PhD University of Pittsburgh: Anthropology
MPH University of Pittsburgh: Behavioral and Community Health Sciences
Chelsea Wentworth is an assistant professor in the Office of Medical Education Research and Development (OMERAD). Wentworth is a feminist community-engaged researcher focused on developing research products that can impact public policy change and examining factors that impact health equity among families. Wentworth’s focus on improving community-engaged praxis support the work of OMERAD and CHM faculty who are similarly working to improve patient/provider/community interactions, and improve cultural competency and health equity. Wentworth provides support for medical students and faculty seeking to engage in research partnerships, support for community-engaged research activities, innovative qualitative methods, and those interested in global health. She also supports faculty and students in research dissemination efforts aimed to reach community members and policy makers.
Scholarly Work
Wentworth’s research examines hunger and food security, patient/provider communications, and the social determinants that impact health outcomes for children and their families. Currently, she is engaged with several projects. Her long-term ethnographic research takes place in the South Pacific in Port Vila, Vanuatu. Since 2009, Dr. Wentworth’s work has focused on issues of infant and young child feeding practice, disaster response, and childhood malnutrition in collaboration with the Vanuatu Ministry of Health. Additionally, Wentworth collaborates with the Intertribal Council of Michigan and researchers at MSU studying Indigenous foodways and developing early childhood curriculum that promote Native language and food traditions. Recently, she also co-led the Flint Leverage Points Project, a community-research partnership with the Community Foundation of Greater Flint. Here Wentworth contributed to research that mapped the Flint food system to identify leverage points to improve food security and partnered with community members to identify actionable pathways toward food system change.
Areas of Interest
Emphasis on feminist community-engaged research praxis and understanding food access through a systems-based approach run through Dr.
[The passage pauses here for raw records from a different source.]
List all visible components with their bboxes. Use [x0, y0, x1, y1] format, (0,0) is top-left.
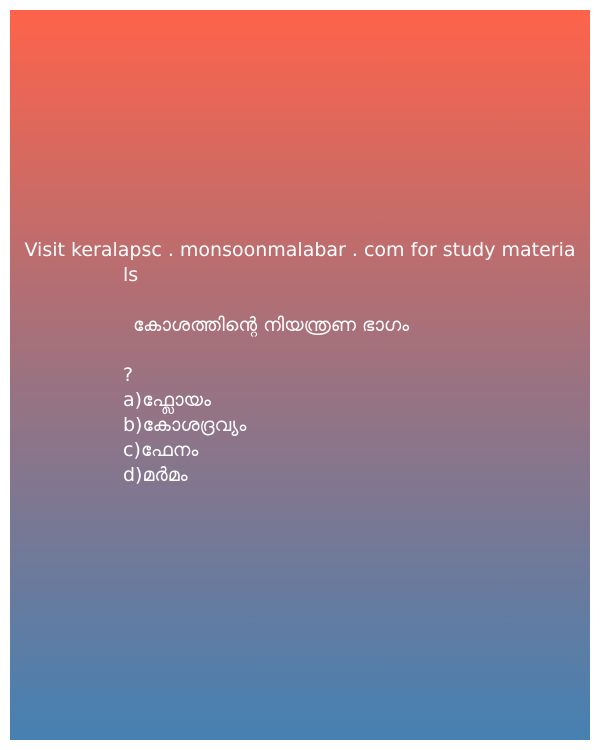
quiz-content: Visit keralapsc . monsoonmalabar . com f…: [10, 238, 590, 488]
options-list: a) ഫ്ലോയം b) കോശദ്രവ്യം c) ഫേനം d) മർമം: [10, 388, 590, 488]
question-mark: ?: [123, 364, 134, 386]
option-text: ഫേനം: [140, 439, 199, 461]
option-letter: b): [123, 414, 143, 436]
promo-line-2: ls: [123, 264, 139, 286]
option-letter: c): [123, 439, 141, 461]
option-letter: d): [123, 464, 143, 486]
promo-line-1: Visit keralapsc . monsoonmalabar . com f…: [24, 239, 576, 261]
question-text: കോശത്തിന്റെ നിയന്ത്രണ ഭാഗം: [133, 314, 410, 336]
option-c: c) ഫേനം: [123, 438, 590, 463]
option-letter: a): [123, 389, 143, 411]
quiz-card: Visit keralapsc . monsoonmalabar . com f…: [10, 10, 590, 740]
option-text: മർമം: [142, 464, 188, 486]
option-b: b) കോശദ്രവ്യം: [123, 413, 590, 438]
option-text: കോശദ്രവ്യം: [142, 414, 247, 436]
option-text: ഫ്ലോയം: [142, 389, 211, 411]
option-a: a) ഫ്ലോയം: [123, 388, 590, 413]
option-d: d) മർമം: [123, 463, 590, 488]
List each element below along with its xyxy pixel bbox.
Wentworth’s international and US based research. These projects have broader applications in the fields of gender, health, and public policy as governments and health care practitioners work to improve health outcomes for communities. Dr. Wentworth’s work has been funded by the US Fulbright Program, the Foundation for Food and Agriculture Research within the USDA, the Michigan Health Endowment Fund, and the Hewlett Foundation. Her publications appear in a variety of interdisciplinary outlets including Social Politics, Ecology and Society, International Journal of Sociology and Social Policy, Anthropological Forum, and Medical Anthropology.